Consider the ocean. There are two ways to view it. It is composed of water, and that water forms waves: the one and the many. Each of the many waves in the ocean has its own, independent existence. A wave comes into being. It forms. It has a wavelength and other characteristics. It is real. However, its lifespan is short when compared to that of the ocean. In the ocean, many waves rise and fall, experiencing transient, brief lives. However, looking closer, one sees that each wave is made up of water. The drops of water in one wave continue to exist after that wave has passed on. Those drops become parts of new waves. The energy of the previous wave gives rise to the new waves, too.
In that way, the old wave - no longer its own discrete self - continues to exist in the substance and movement of the waves that have taken its place. Moreover, if we look back, the wave we are discussing came from the substance and movement of the waves that came before. There is a continuity that literally flows through the waves. This continuity - this flow - takes place on the tapestry of the ocean. The water in the ocean is constant compared to the waves that form on its surface. The wave that recognizes its existence as water - its water nature - transcends being and non-being, coming and going, birth and death.

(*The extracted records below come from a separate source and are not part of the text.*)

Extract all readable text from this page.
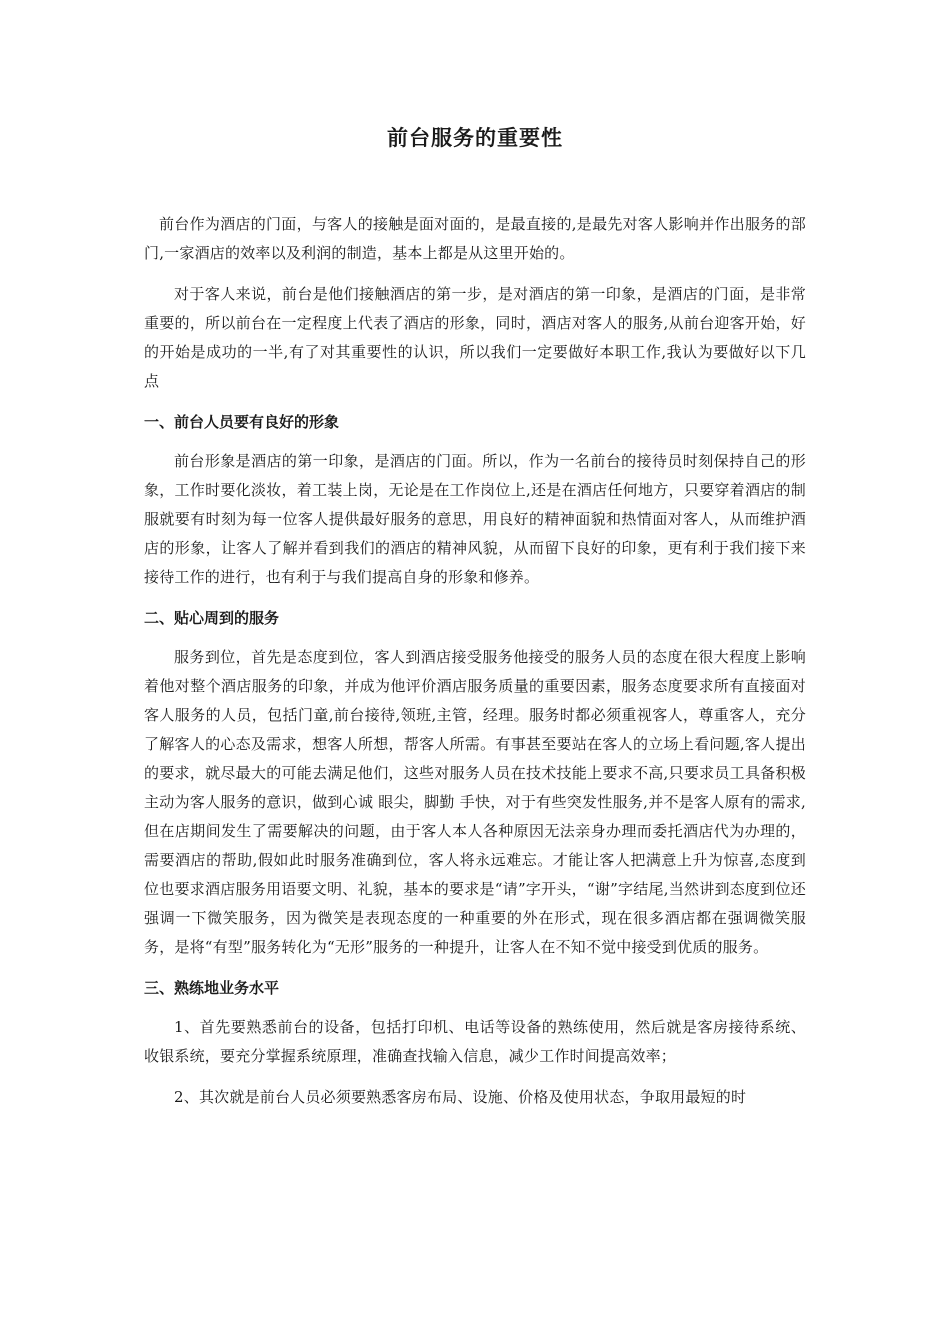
前台服务的重要性

前台作为酒店的门面，与客人的接触是面对面的，是最直接的,是最先对客人影响并作出服务的部门,一家酒店的效率以及利润的制造，基本上都是从这里开始的。

对于客人来说，前台是他们接触酒店的第一步，是对酒店的第一印象，是酒店的门面，是非常重要的，所以前台在一定程度上代表了酒店的形象，同时，酒店对客人的服务,从前台迎客开始，好的开始是成功的一半,有了对其重要性的认识，所以我们一定要做好本职工作,我认为要做好以下几点

一、前台人员要有良好的形象

前台形象是酒店的第一印象，是酒店的门面。所以，作为一名前台的接待员时刻保持自己的形象，工作时要化淡妆，着工装上岗，无论是在工作岗位上,还是在酒店任何地方，只要穿着酒店的制服就要有时刻为每一位客人提供最好服务的意思，用良好的精神面貌和热情面对客人，从而维护酒店的形象，让客人了解并看到我们的酒店的精神风貌，从而留下良好的印象，更有利于我们接下来接待工作的进行，也有利于与我们提高自身的形象和修养。

二、贴心周到的服务

服务到位，首先是态度到位，客人到酒店接受服务他接受的服务人员的态度在很大程度上影响着他对整个酒店服务的印象，并成为他评价酒店服务质量的重要因素，服务态度要求所有直接面对客人服务的人员，包括门童,前台接待,领班,主管，经理。服务时都必须重视客人，尊重客人，充分了解客人的心态及需求，想客人所想，帮客人所需。有事甚至要站在客人的立场上看问题,客人提出的要求，就尽最大的可能去满足他们，这些对服务人员在技术技能上要求不高,只要求员工具备积极主动为客人服务的意识，做到心诚 眼尖，脚勤 手快，对于有些突发性服务,并不是客人原有的需求,但在店期间发生了需要解决的问题，由于客人本人各种原因无法亲身办理而委托酒店代为办理的，需要酒店的帮助,假如此时服务准确到位，客人将永远难忘。才能让客人把满意上升为惊喜,态度到位也要求酒店服务用语要文明、礼貌，基本的要求是“请”字开头，“谢”字结尾,当然讲到态度到位还强调一下微笑服务，因为微笑是表现态度的一种重要的外在形式，现在很多酒店都在强调微笑服务，是将“有型”服务转化为“无形”服务的一种提升，让客人在不知不觉中接受到优质的服务。

三、熟练地业务水平

1、首先要熟悉前台的设备，包括打印机、电话等设备的熟练使用，然后就是客房接待系统、收银系统，要充分掌握系统原理，准确查找输入信息，减少工作时间提高效率；

2、其次就是前台人员必须要熟悉客房布局、设施、价格及使用状态，争取用最短的时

It is the same in life. Matter and energy flow through each of us. Even though we perceive ourselves as discrete and apart from others and our environments, a little analysis and attention reveals the truth of the matter. We eat to add substance to our bodies and to get energy. We drink to hydrate ourselves. We eliminate wastes and, in so doing, we return matter and water to our environment. Matter and water flow through us. Our feelings, perceptions, and thoughts change, too. We are constantly changing, even if, at first glance, we seem to look the same from moment-to-moment. Most cells in your body die within days, and your body is characterized by a constant process of recycling and regeneration. The components that make up your body - like the waves in the ocean - are constantly dying and experiencing rebirth, even while your body, as a whole, remains relatively constant.
This is no more evident than with the breath. With each inhalation, we take in gas from the atmosphere. With each exhalation, we expel gas into the atmosphere. The content of our inhalations and our exhalations is mostly nitrogen, with some oxygen, as well as small amounts of carbon dioxide and trace elements. When we breathe out, it’s mostly the same as when we breathe in, just with a little less oxygen and a little more carbon dioxide. In this way, air is a matrix that connects us. As others in the room exhale, we inhale some of what they exhaled. Air is like glue, connecting us. From a meditator’s point of view, the breath is like a focusing lens, through which stillness can be cultivated and through which this interconnection can be sensed.
In the ocean, the waves represent samsara - relative reality - where things are seen as separate. The water represents nirvana - ultimate reality - where the interbeing of all things can be glimpsed and understood. Both nirvana and samsara - separation and interconnection - accurately describe reality, just from different perspectives; the concepts interrelate themselves. I am both a discrete biological entity and an evolving nexus and flux of matter and energy, caused by past conditions and the cause of future ones.
Bring your attention to your breath, either in your torso as it rises and falls, or at your nostrils, where you can feel air going in and out. Notice the rhythmic, wave-like nature of the breath. In, out. Over and over, again and again. Your attention has rhythm, too. You focus; you get distracted. Over and over, again and again. Be gentle with yourself; that is the nature of mind. When you are able to, notice how your breath flows through your body. Feel the rhythmic waves of the breath. Let your mind ride on the sensations of breathing as if the breath is the surf in the ocean and your attention is a surf board.
Allow this fundamental rhythm - the waves of your breath - to point naturally to the ultimate reality underlying the conventional reality we are accustomed to perceiving. Allow the rhythmic waves of the breath to direct your attention to the flux of life and your own existence and the interconnection and oneness we share with all things.
Here it is on SoundCloud: https://soundcloud.com/claymcleod1969/breath-surfing
“You can’t stop the waves, but you can learn to surf.”